Trey Canard at the Mini O’s. I just liked that photo because I was trying something different with lighting. I was trying to shoot it like you would shoot a studio photo, basically lights on both sides of him. I just thought it looked cool. Trey is actually a super cool guy. He’s actually ridden for photos for me for a bunch of times and I’ve always gotten amazing results with him because he’s awesome.
That was at Lakewood. Just another time that No Fear sent me to shoot for their catalogue. This was actually the cover of their catalogue. It was a gate fold cover for their catalogue. So the No Fear was the actual cover part, and Davi was like the back cover. But when you open it up altogether you get that whole spread photo.
Rick Johnson at the Carlsbad USGP in ’86. That’s definitely my favorite gear. I actually have two favorite gears. That gear is definitely one of my top favorite gears because I think it was just so awesome because of all the red, white and blue – red on one side, blue on the other side. My other favorite gear was Scott Burnworth, he wore this JT stuff that was like 1984. It was all white with black trim.
RJ was the man at this point. He was a beast at that race, too. He was the hometown guy and he won. It was the last Carlsbad.
Ryan Hughes at Steel City in 1995. I think it’s one of my most iconic photos.
The thing is, I don’t even know where the photo is, honestly. I think High Torque sent it to Pro Circuit and I think they did an ad with it. After that, I have no idea what happened to the photo. But if I had a dollar for every time anybody posted it on the internet, I would be a rich mofo. The Hughes banner in the background-that’s what makes it. It’s like, “take no prisoners.”
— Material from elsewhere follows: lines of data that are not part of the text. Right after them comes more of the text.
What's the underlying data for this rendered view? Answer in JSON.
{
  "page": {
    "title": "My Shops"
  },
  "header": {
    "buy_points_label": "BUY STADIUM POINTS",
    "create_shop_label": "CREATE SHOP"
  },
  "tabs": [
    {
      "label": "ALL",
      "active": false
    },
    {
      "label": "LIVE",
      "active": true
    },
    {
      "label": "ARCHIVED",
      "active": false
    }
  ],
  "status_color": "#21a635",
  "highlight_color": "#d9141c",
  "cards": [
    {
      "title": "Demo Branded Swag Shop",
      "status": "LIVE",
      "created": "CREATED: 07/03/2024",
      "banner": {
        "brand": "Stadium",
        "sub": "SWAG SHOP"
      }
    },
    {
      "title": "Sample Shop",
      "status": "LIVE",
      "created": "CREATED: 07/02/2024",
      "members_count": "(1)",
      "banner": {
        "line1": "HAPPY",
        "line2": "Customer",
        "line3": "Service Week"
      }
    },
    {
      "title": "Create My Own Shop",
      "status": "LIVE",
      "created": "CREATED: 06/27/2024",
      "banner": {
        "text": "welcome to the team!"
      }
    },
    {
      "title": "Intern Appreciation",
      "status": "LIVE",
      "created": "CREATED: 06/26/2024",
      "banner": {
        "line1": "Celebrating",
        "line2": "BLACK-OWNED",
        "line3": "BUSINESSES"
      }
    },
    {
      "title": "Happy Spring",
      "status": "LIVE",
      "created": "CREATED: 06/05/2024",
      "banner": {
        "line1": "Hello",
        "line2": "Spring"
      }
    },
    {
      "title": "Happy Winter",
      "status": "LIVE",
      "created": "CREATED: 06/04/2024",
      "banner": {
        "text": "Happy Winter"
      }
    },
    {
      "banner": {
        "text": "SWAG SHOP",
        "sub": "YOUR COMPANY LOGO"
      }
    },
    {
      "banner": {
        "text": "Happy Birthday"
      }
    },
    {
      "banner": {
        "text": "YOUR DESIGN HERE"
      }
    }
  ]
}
I think what it really represents though – he knew the title was gone. It’s not like he was going to push his bike across the line and beat anybody. It’s the fact that he just fucking did it. Manned up and fucking did it.
Yeah, it’s a fisheye of a scrub shot. The story to the scrub – I know you know that James Stewart didn’t invent the scrub.
There’s a photo of Jo-Jo, right?
Not only that. We were out at DeAnza once and it was like ’89 or something, ’90, and there’s this European guy out there. It was basically testing during the off-season. He was scrubbing this jump every single lap. Everybody’s like, “That’s pretty cool.” But it was a scrub. He was using it for the purpose that it was meant to be used for. So James Stewart didn’t invent it. Everybody was doing different things and nobody made a big deal out of them. There wasn’t a photo published within four inches off the ground totally flat. So this was when the scrub was first being popularized. I was out at Trey’s house and I wanted to get a shot of him doing a scrub, but I wanted to get as close to him as possible. So this is with the fisheye and I’ve got pre-flashes all around him, the same kind of scenario. I just wanted to see if I could get perfect stop-motion scrub, in-your-face kind of photo. I had three or four photos from this session that were pretty cool, and this was my favorite one.
I used this photo for Amateur MX. It got out on the internet. Somebody from some photo thing did an interview with me about this photo a bunch of years ago. On my Flickr feed, it was one of my top photos. That and the Brett Cue sunset shot were my two top photos. They’re internet famous.